Diese Regierung hat wahrlich keinen Grund, stolz zu sein. Die bildungspolitische Bilanz dieser Regierung ist nicht nur ernüchternd, sie ist aus meiner Sicht sogar katastrophal: Statt mit vereinten Kräften den Kitaausbau voranzutreiben, haben Sie sich lieber im Hickhack um das Betreuungsgeld zerlegt.

Statt Kindern aus benachteiligten Familien gleiche Chancen zu eröffnen, haben Sie mit Ihren Bildungsgutscheinen - ich sage: erwartungsgemäß - einen Flop gelandet. Statt gemeinsam mit den Ländern zu arbeiten, beharken Sie sich gegenseitig. Ich sage Ihnen: Das Kooperationsverbot ist ein Fehler. In der Praxis taugt es nichts. Die Eltern, die Menschen verstehen es nicht. Schwarz-Gelb schafft es nicht einmal, im eigenen Laden eine gemeinsame Linie zu finden.

Ich sage für uns: Dieses Kooperationsverbot ist ein in Verfassungsrecht gegossener Irrtum, der beseitigt werden muss. Wir sind dazu bereit - seien Sie es auch!

Vor Jahren - Sie werden sich erinnern - fand Ihre Bundeskanzlerin es schick, von der „Bildungsrepublik Deutschland“ zu reden. Bildungsrepublik wird man aber nicht durch bloßes Beschwören. Der Begriff klingt schön, klingt anspruchsvoll; aber es braucht Taten und Entscheidungen, die den Weg dahin ebnen. Das Einzige, was Sie geebnet haben, ist der Weg in die Einbildungsrepublik: Inszenierung statt echter Politik, Simulation statt Weichenstellungen.

Aber Sie wissen es, Sie ahnen es: Das reicht nicht für unser Land. Die Menschen draußen haben es in den letzten vier Jahren immer wieder erleben müssen: Anstatt Politik zu machen, anstatt Entscheidungen zu treffen, anstatt hier in diesem Hause Gesetzentwürfe vorzulegen, tummelt sich die Regierung auf Bildungsgipfeln, Zukunftsgipfeln oder - vor wenigen Tagen erst - auf sogenannten Demografiegipfeln. Sie erstürmen einen ganzen Himalaya von Gipfeln; nur, erreicht haben Sie bisher nichts.

„Über allen Gipfeln ist Ruh“ - wenn Sie Goethe schätzen; aber ich kann Ihnen versichern: Als Goethe das geschrieben hat, hat er nicht an Politik und erst recht nicht an Ihre Regierung gedacht.
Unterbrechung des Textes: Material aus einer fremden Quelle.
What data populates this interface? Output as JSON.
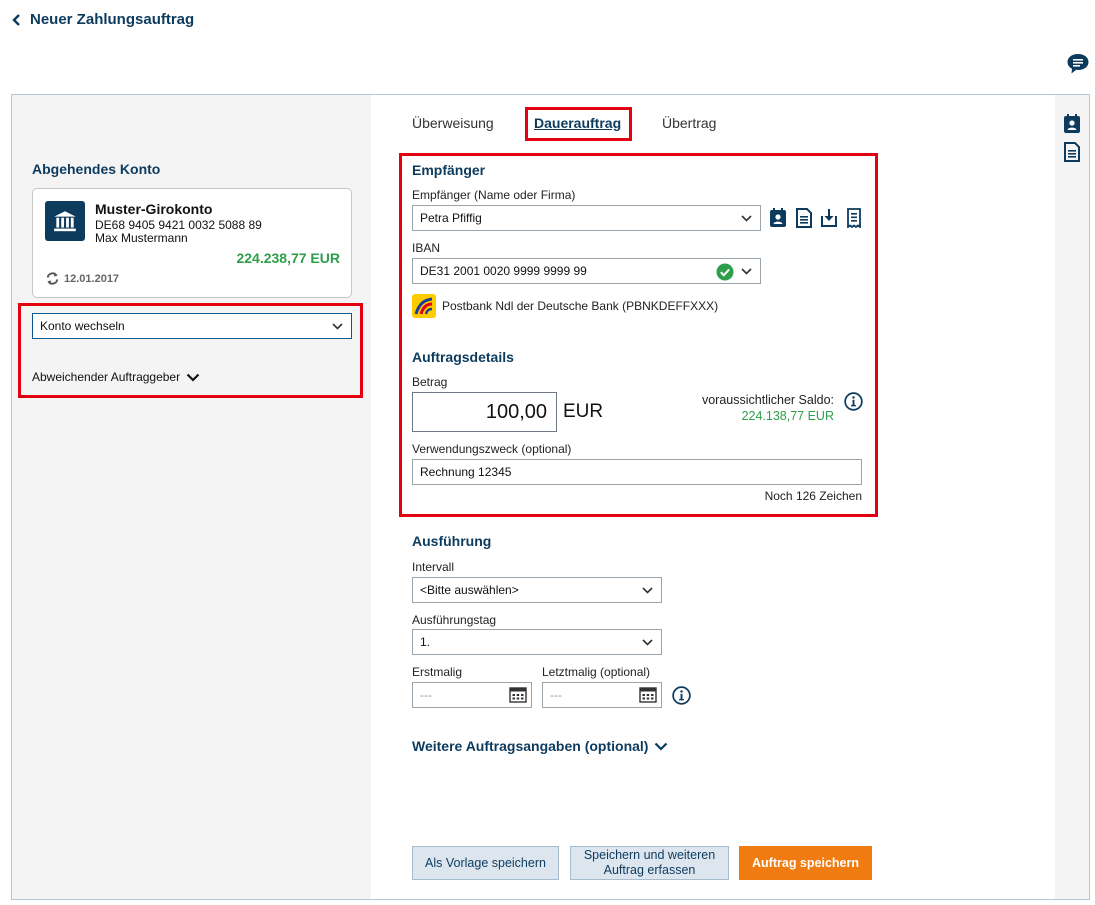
{
  "header": {
    "back_label": "Neuer Zahlungsauftrag"
  },
  "left": {
    "title": "Abgehendes Konto",
    "account": {
      "name": "Muster-Girokonto",
      "iban": "DE68 9405 9421 0032 5088 89",
      "holder": "Max Mustermann",
      "balance": "224.238,77 EUR",
      "updated": "12.01.2017"
    },
    "switch_select": "Konto wechseln",
    "other_originator": "Abweichender Auftraggeber"
  },
  "tabs": [
    {
      "label": "Überweisung",
      "active": false
    },
    {
      "label": "Dauerauftrag",
      "active": true
    },
    {
      "label": "Übertrag",
      "active": false
    }
  ],
  "recipient": {
    "title": "Empfänger",
    "name_label": "Empfänger (Name oder Firma)",
    "name_value": "Petra Pfiffig",
    "iban_label": "IBAN",
    "iban_value": "DE31 2001 0020 9999 9999 99",
    "bank_name": "Postbank Ndl der Deutsche Bank  (PBNKDEFFXXX)"
  },
  "details": {
    "title": "Auftragsdetails",
    "amount_label": "Betrag",
    "amount_value": "100,00",
    "currency": "EUR",
    "saldo_label": "voraussichtlicher Saldo:",
    "saldo_value": "224.138,77 EUR",
    "purpose_label": "Verwendungszweck (optional)",
    "purpose_value": "Rechnung 12345",
    "remaining": "Noch 126 Zeichen"
  },
  "execution": {
    "title": "Ausführung",
    "interval_label": "Intervall",
    "interval_value": "<Bitte auswählen>",
    "day_label": "Ausführungstag",
    "day_value": "1.",
    "first_label": "Erstmalig",
    "first_placeholder": "---",
    "last_label": "Letztmalig (optional)",
    "last_placeholder": "---"
  },
  "more_details": "Weitere Auftragsangaben (optional)",
  "buttons": {
    "template": "Als Vorlage speichern",
    "save_more": "Speichern und weiteren Auftrag erfassen",
    "save": "Auftrag speichern"
  },
  "colors": {
    "navy": "#0d3b5e",
    "accent_orange": "#f07b10",
    "positive_green": "#2e9e4a",
    "highlight_red": "#e3000f"
  }
}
Er hätte gesagt: „Über allen Gipfeln ist Ruh; aber aus Ruhe und Stillstand entsteht eben keine Zukunft“, und damit hätte er recht gehabt, meine Damen und Herren.
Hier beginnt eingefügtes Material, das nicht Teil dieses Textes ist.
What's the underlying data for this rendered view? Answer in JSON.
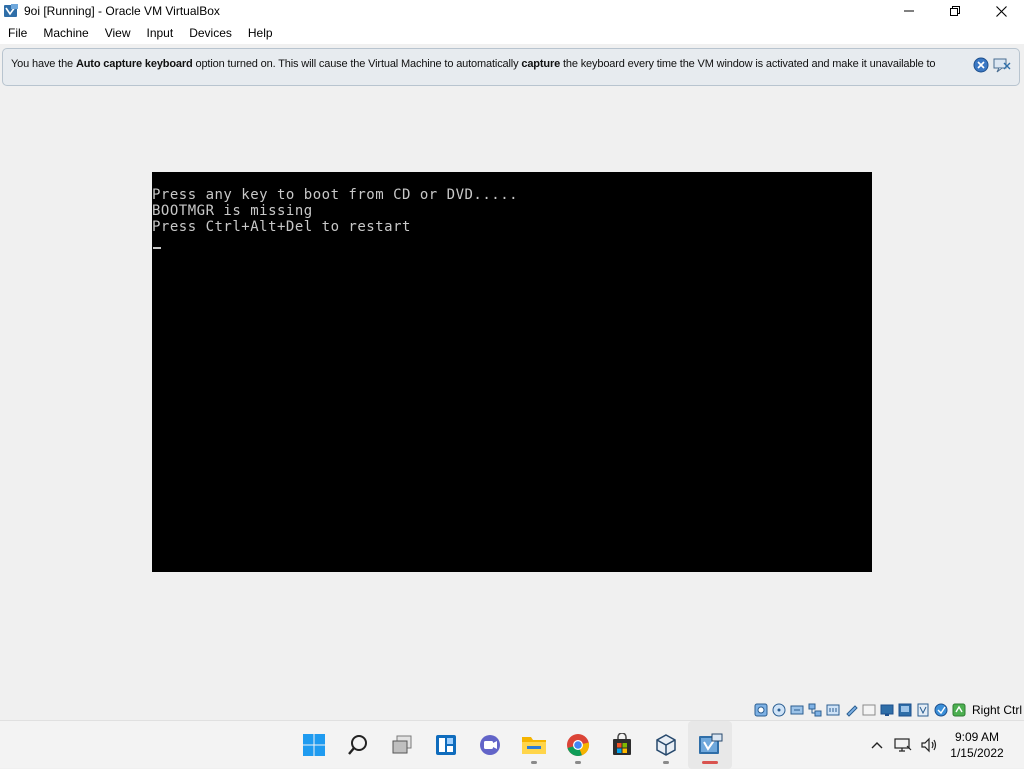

Sie veranstalten einen Demografiegipfel, machen aber nichts gegen den Fachkräftemangel. Sie veranstalten einen Frauengipfel, machen aber nicht wirklich etwas für Gleichstellung. Sie veranstalten Energiegipfel, machen aber keine Energiewende. Sie veranstalten IT-Gipfel, schaffen es aber nicht, den Breitbandausbau voranzutreiben. In 45 Monaten schwarz-gelber Regierung haben Sie 45 Gipfel veranstaltet. Das ist simulierte Politik in Serie.

Deshalb sage ich Ihnen: Kommen Sie hierher in den Bundestag! Legen Sie Konzepte vor für die Bewältigung der Folgen des demografischen Wandels, für die Vereinbarkeit von Familie und Beruf, für gleiche Chancen von Frauen - mit einer ehrlichen Frauenquote! Und machen Sie den Weg frei für den Ausbau von Ganztagsschulen, wie wir das heute vorschlagen!

So geht Politik, die etwas will. Aber ich befürchte, Sie wollen nichts außer wiedergewählt zu werden. Mit dieser Bilanz - das kann ich Ihnen versprechen - wird daraus nichts, und das ist gut für unser Land.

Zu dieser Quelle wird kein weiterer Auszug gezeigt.